Supervised vs. Unsupervised Machine Learning: Which is best for you?

Choosing the right approach for your situation depends on how your data scientists assess the structure and volume of your data, as well as the use case. To make your decision, be sure to do the following:

  • Evaluate your input data: Is it labeled or unlabeled data? Do you have experts that can support additional labeling?
  • Define your goals: Do you have a recurring, well-defined problem to solve? Or will the algorithm need to predict new problems?
  • Review your options for algorithms: Are there algorithms with the same dimensionality you need (number of features, attributes or characteristics)? Can they support your data volume and structure?

Classifying big data can be a real challenge in supervised learning, but the results are highly accurate and trustworthy. In contrast, unsupervised learning can handle large volumes of data in real time. But, there’s a lack of transparency into how data is clustered and a higher risk of inaccurate results. This is where semi-supervised learning comes in.

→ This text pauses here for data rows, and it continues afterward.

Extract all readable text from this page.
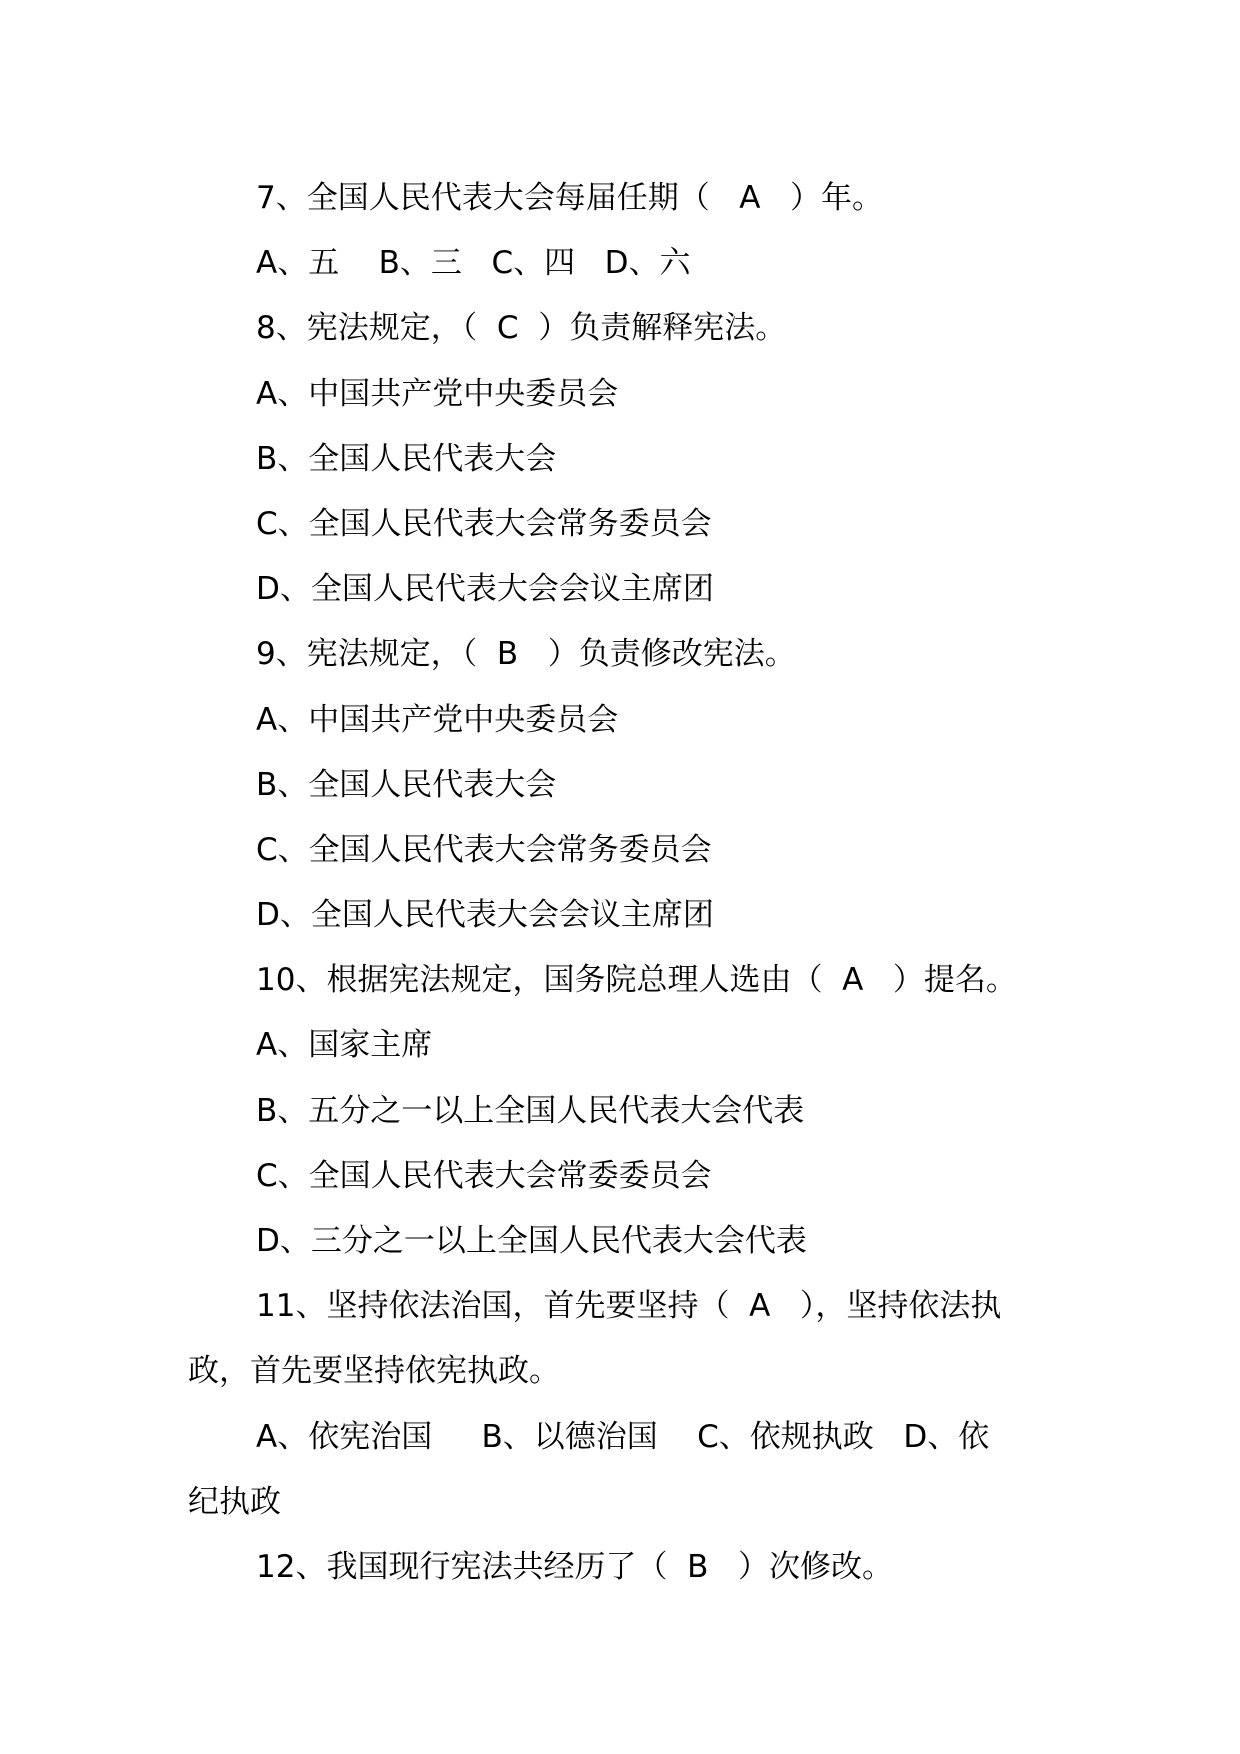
7、全国人民代表大会每届任期（   A   ）年。

A、五    B、三   C、四   D、六

8、宪法规定，（  C  ）负责解释宪法。

A、中国共产党中央委员会

B、全国人民代表大会

C、全国人民代表大会常务委员会

D、全国人民代表大会会议主席团

9、宪法规定，（  B   ）负责修改宪法。

A、中国共产党中央委员会

B、全国人民代表大会

C、全国人民代表大会常务委员会

D、全国人民代表大会会议主席团

10、根据宪法规定，国务院总理人选由（  A   ）提名。

A、国家主席

B、五分之一以上全国人民代表大会代表

C、全国人民代表大会常委委员会

D、三分之一以上全国人民代表大会代表

11、坚持依法治国，首先要坚持（  A   ），坚持依法执

政，首先要坚持依宪执政。

A、依宪治国     B、以德治国    C、依规执政   D、依

纪执政

12、我国现行宪法共经历了（  B   ）次修改。
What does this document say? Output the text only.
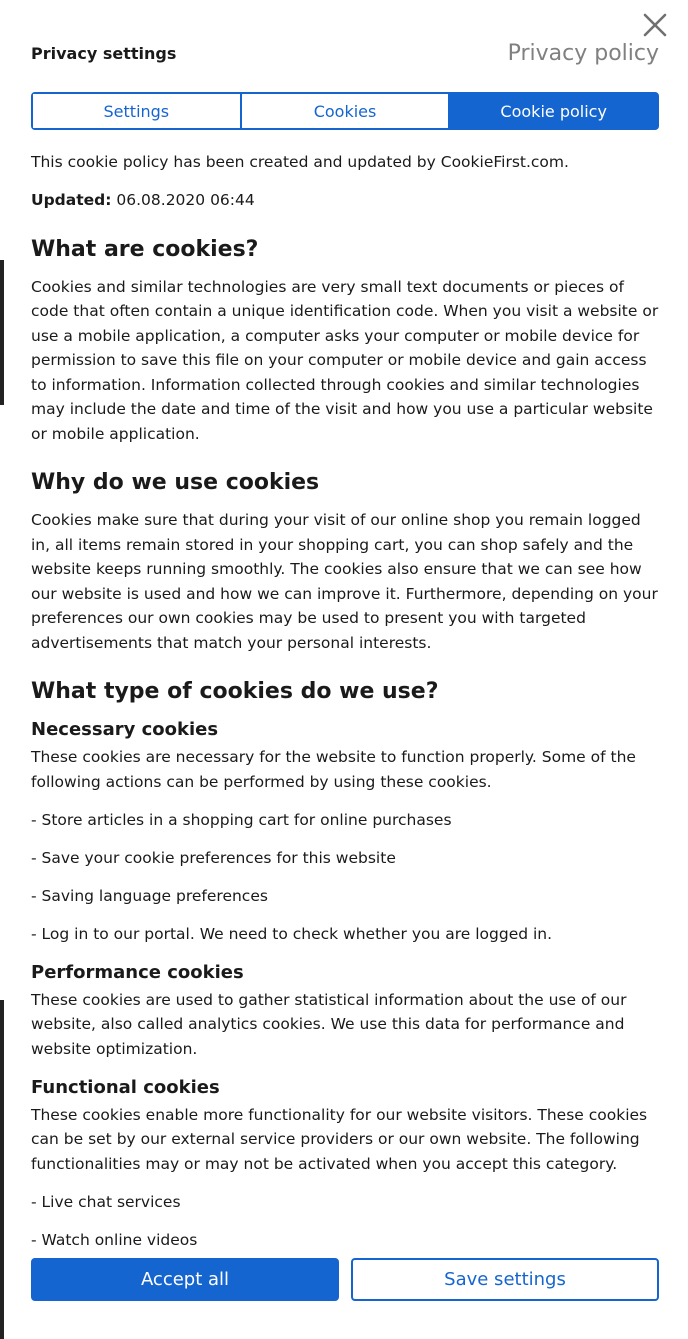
Privacy settings	Privacy policy
Settings	Cookies	Cookie policy

This cookie policy has been created and updated by CookieFirst.com.

Updated: 06.08.2020 06:44

What are cookies?

Cookies and similar technologies are very small text documents or pieces of code that often contain a unique identification code. When you visit a website or use a mobile application, a computer asks your computer or mobile device for permission to save this file on your computer or mobile device and gain access to information. Information collected through cookies and similar technologies may include the date and time of the visit and how you use a particular website or mobile application.

Why do we use cookies

Cookies make sure that during your visit of our online shop you remain logged in, all items remain stored in your shopping cart, you can shop safely and the website keeps running smoothly. The cookies also ensure that we can see how our website is used and how we can improve it. Furthermore, depending on your preferences our own cookies may be used to present you with targeted advertisements that match your personal interests.

What type of cookies do we use?
Necessary cookies

These cookies are necessary for the website to function properly. Some of the following actions can be performed by using these cookies.

- Store articles in a shopping cart for online purchases

- Save your cookie preferences for this website

- Saving language preferences

- Log in to our portal. We need to check whether you are logged in.

Performance cookies

These cookies are used to gather statistical information about the use of our website, also called analytics cookies. We use this data for performance and website optimization.

Functional cookies

These cookies enable more functionality for our website visitors. These cookies can be set by our external service providers or our own website. The following functionalities may or may not be activated when you accept this category.

- Live chat services

- Watch online videos

Accept all	Save settings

key differences between supervised and unsupervised AI learning:

  • Goals: In supervised learning, the goal is to predict outcomes for new data. You know upfront the type of results to expect. With an unsupervised learning algorithm, the goal is to get insights from large volumes of new data. The machine learning itself determines what is different or interesting from the dataset.
  • Applications: Supervised learning models are ideal for spam detection, sentiment analysis, weather forecasting, and pricing predictions, among other things. In contrast, unsupervised learning is a great fit for anomaly detection, recommendation engines, customer personas, and medical imaging.
  • Complexity: Supervised learning is a simple method for machine learning, typically calculated through the use of programs like R or Python. In unsupervised learning, you need powerful tools for working with large amounts of unclassified data. Unsupervised learning models are computationally complex because they need a large training set to produce intended outcomes.
  • Drawbacks: Supervised learning models can be time-consuming to train, and the labels for input and output variables require expertise. Meanwhile, unsupervised learning methods can have wildly inaccurate results unless you have human intervention to validate the output variables.